Le 27 mai 2021 la société Orange a saisi le juge de la mise en état de conclusions incidentes en incompétence matérielle au profit de la juridiction administrative, motif pris de la mission de développement de la fibre optique dont elle est investie par l’Etat relevant de la régulation des communications électroniques.

La SCI Gabrielle et les consorts [H] se sont opposés à la demande en objectant que seul le déplacement et non la suppression des armoires litigieuses était demandé, que la société Orange ne bénéficie d’aucune prérogative de puissance publique et que le juge judiciaire demeure compétent pour apprécier l’existence d’un trouble anormal de voisinage.

Retenant notamment l’existence d’une police spéciale des communications électroniques instituée par l’Etat et l’interdiction faite au juge judiciaire de s’immiscer dans son fonctionnement, le juge de la mise en état a :

‘déclaré incompétent le tribunal judiciaire d’Aix-en-Provence,

‘renvoyé les parties à mieux se pourvoir,

‘débouté les parties de leurs demandes en application de l’article 700 du code de procédure civile ;

‘condamné la SCI Gabrielle et les consorts [H] aux dépens.

Moyens


Ils ont régulièrement relevé appel de cette décision le 19 mai 2022 et demandent à la cour selon dernières conclusions signifiées par voie électronique le 16 décembre 2022 de:

‘à titre principal, réformer l’ordonnance déférée et débouter la société Orange de son exception d’incompétence ;

‘subsidiairement, retenir la compétence du tribunal judiciaire du chef des demandes indemnitaires relatives aux préjudices résultant de l’implantation de l’armoire sur le trottoir permettant l’accès au garage de la SCI Gabrielle et de M. Et Mme [H] ;

‘en tout état de cause, condamner la société Orange au paiement d’une indemnité de 3000 € en application de l’article 700 du code de procédure civile ;

‘ condamner la même aux dépens avec bénéfice de recouvrement direct.
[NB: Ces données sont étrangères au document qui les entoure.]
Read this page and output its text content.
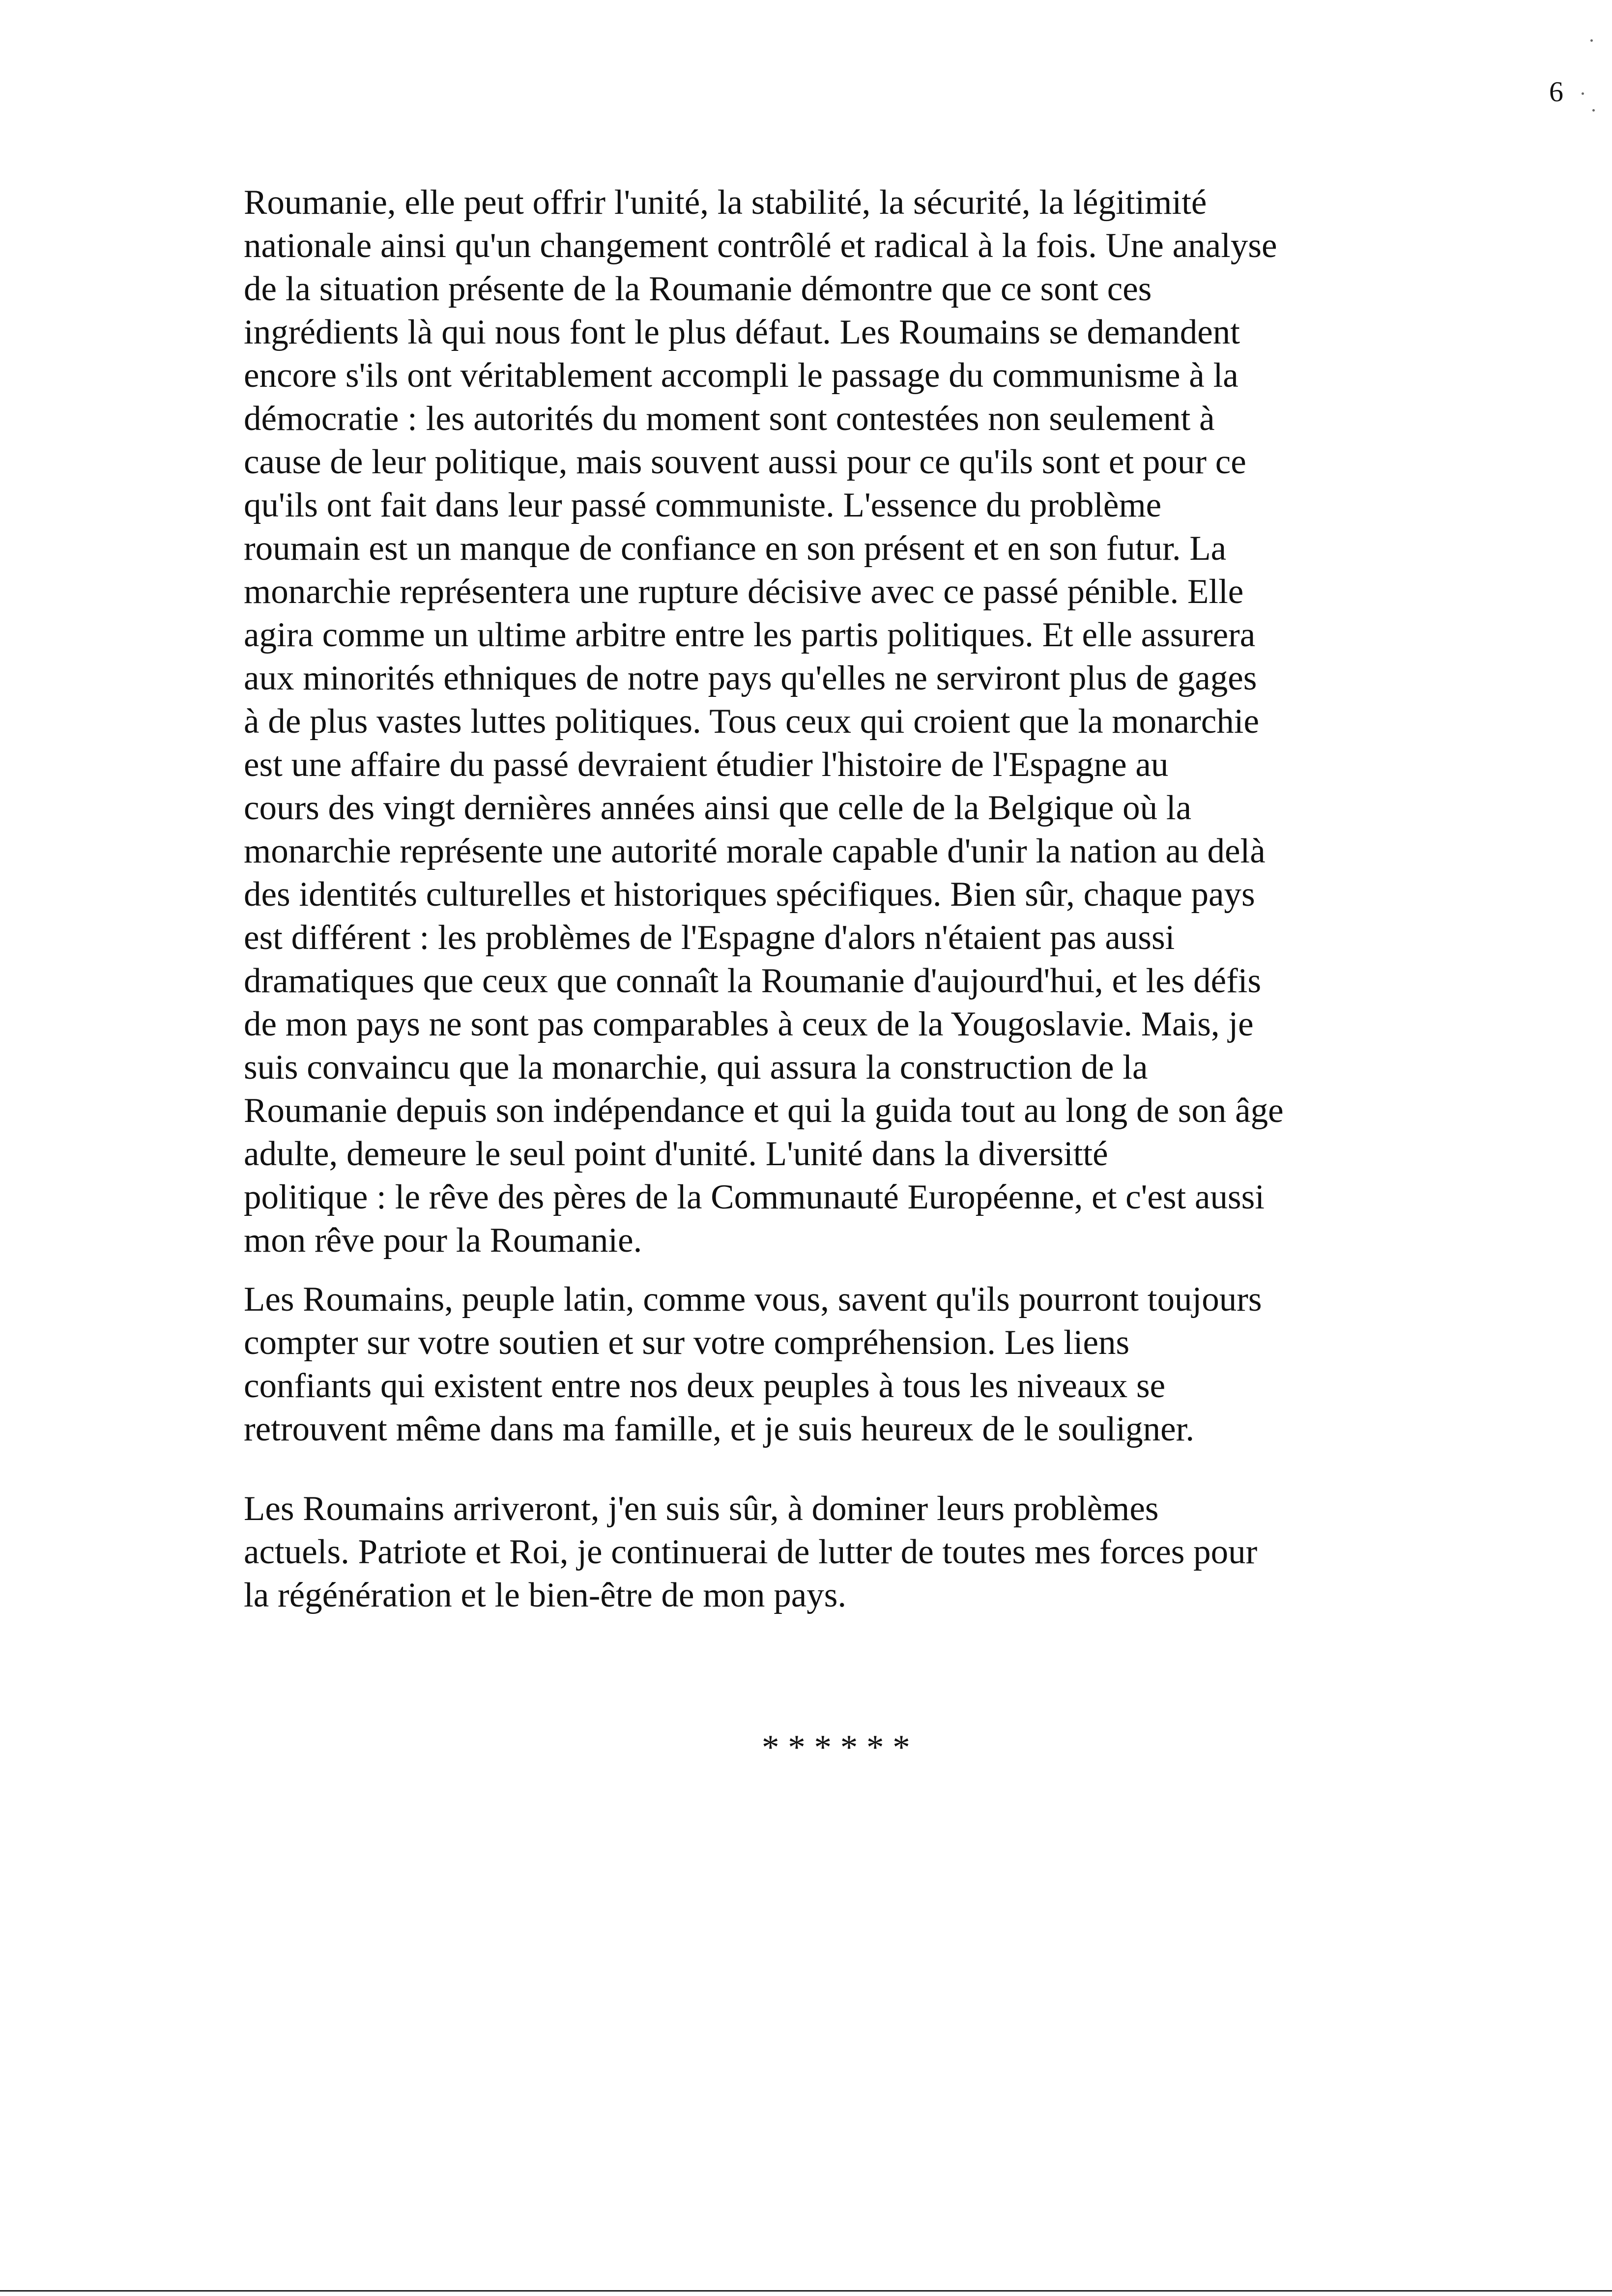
6
Roumanie, elle peut offrir l'unité, la stabilité, la sécurité, la légitimité
nationale ainsi qu'un changement contrôlé et radical à la fois. Une analyse
de la situation présente de la Roumanie démontre que ce sont ces
ingrédients là qui nous font le plus défaut. Les Roumains se demandent
encore s'ils ont véritablement accompli le passage du communisme à la
démocratie : les autorités du moment sont contestées non seulement à
cause de leur politique, mais souvent aussi pour ce qu'ils sont et pour ce
qu'ils ont fait dans leur passé communiste. L'essence du problème
roumain est un manque de confiance en son présent et en son futur. La
monarchie représentera une rupture décisive avec ce passé pénible. Elle
agira comme un ultime arbitre entre les partis politiques. Et elle assurera
aux minorités ethniques de notre pays qu'elles ne serviront plus de gages
à de plus vastes luttes politiques. Tous ceux qui croient que la monarchie
est une affaire du passé devraient étudier l'histoire de l'Espagne au
cours des vingt dernières années ainsi que celle de la Belgique où la
monarchie représente une autorité morale capable d'unir la nation au delà
des identités culturelles et historiques spécifiques. Bien sûr, chaque pays
est différent : les problèmes de l'Espagne d'alors n'étaient pas aussi
dramatiques que ceux que connaît la Roumanie d'aujourd'hui, et les défis
de mon pays ne sont pas comparables à ceux de la Yougoslavie. Mais, je
suis convaincu que la monarchie, qui assura la construction de la
Roumanie depuis son indépendance et qui la guida tout au long de son âge
adulte, demeure le seul point d'unité. L'unité dans la diversitté
politique : le rêve des pères de la Communauté Européenne, et c'est aussi
mon rêve pour la Roumanie.
Les Roumains, peuple latin, comme vous, savent qu'ils pourront toujours
compter sur votre soutien et sur votre compréhension. Les liens
confiants qui existent entre nos deux peuples à tous les niveaux se
retrouvent même dans ma famille, et je suis heureux de le souligner.
Les Roumains arriveront, j'en suis sûr, à dominer leurs problèmes
actuels. Patriote et Roi, je continuerai de lutter de toutes mes forces pour
la régénération et le bien-être de mon pays.
* * * * * *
Au soutien de leur appel, la SCI Gabrielle et les consorts [H] font valoir principalement que le réseau de fibre optique n’est en rien concerné par les effets des ondes électromagnétiques ayant conduit le législateur à confier à des autorités spécialement désignées le soin de déterminer les modalités d’implantation des stations radio-électriques sur l’ensemble du territoire ainsi que les mesures de protection du public, que subsidiairement ils ne sollicitent que le déplacement de l’armoire litigieuse, que le juge judiciaire demeure compétent pour indemniser les préjudices en résultan t et que c’est à tort que la société Orange prétend que l’armoire litigieuse est un ouvrage public.

Selon dernières conclusions en réplique signifiées par voie électronique le 21 décembre 2022, la société Orange demande à la cour de :

‘confirmer l’ordonnance déférée et « dire et juger » le tribunal administratif de Marseille matériellement compétent pour connaître des demandes des appelants ;

‘acter de l’abandon par ces derniers de :

*la demande d’évocation devant la cour du fond du litige et donc de la condamnation de la société Orange au paiement des indemnités de 35’000 € et 5000 €,

*la demande de déplacement des armoires litigieuses sous astreinte dans le délai de deux mois;

‘en tout état de cause, débouter « les époux [H] » de leurs demandes ;

‘condamner M. Et Mme [H] et la SCI Gabrielle à payer la somme de 3000 € en application de l’article 700 du code de procédure civile ;

‘condamner les mêmes aux dépens.

La société Orange soutient principalement qu’elle est en charge du service universel des télécommunications mission de service public, que l’enlèvement des armoires litigieuses autorisées implique une immixtion du juge judiciaire dans l’exercice de la police spéciale dévolue aux autorités administratives, que les appelants ont saisi le tribunal administratif de Marseille d’une demande similaire fondée sur les mêmes motifs, que les armoires litigieuses ont la qualité d’ouvrage public en ce qu’elles sont incorporées à la voirie et qu’enfin la SCI Gabrielle et les consorts [H] renoncent désormais à l’évocation de l’affaire au fond devant la cour et au déplacement sous astreinte des armoires.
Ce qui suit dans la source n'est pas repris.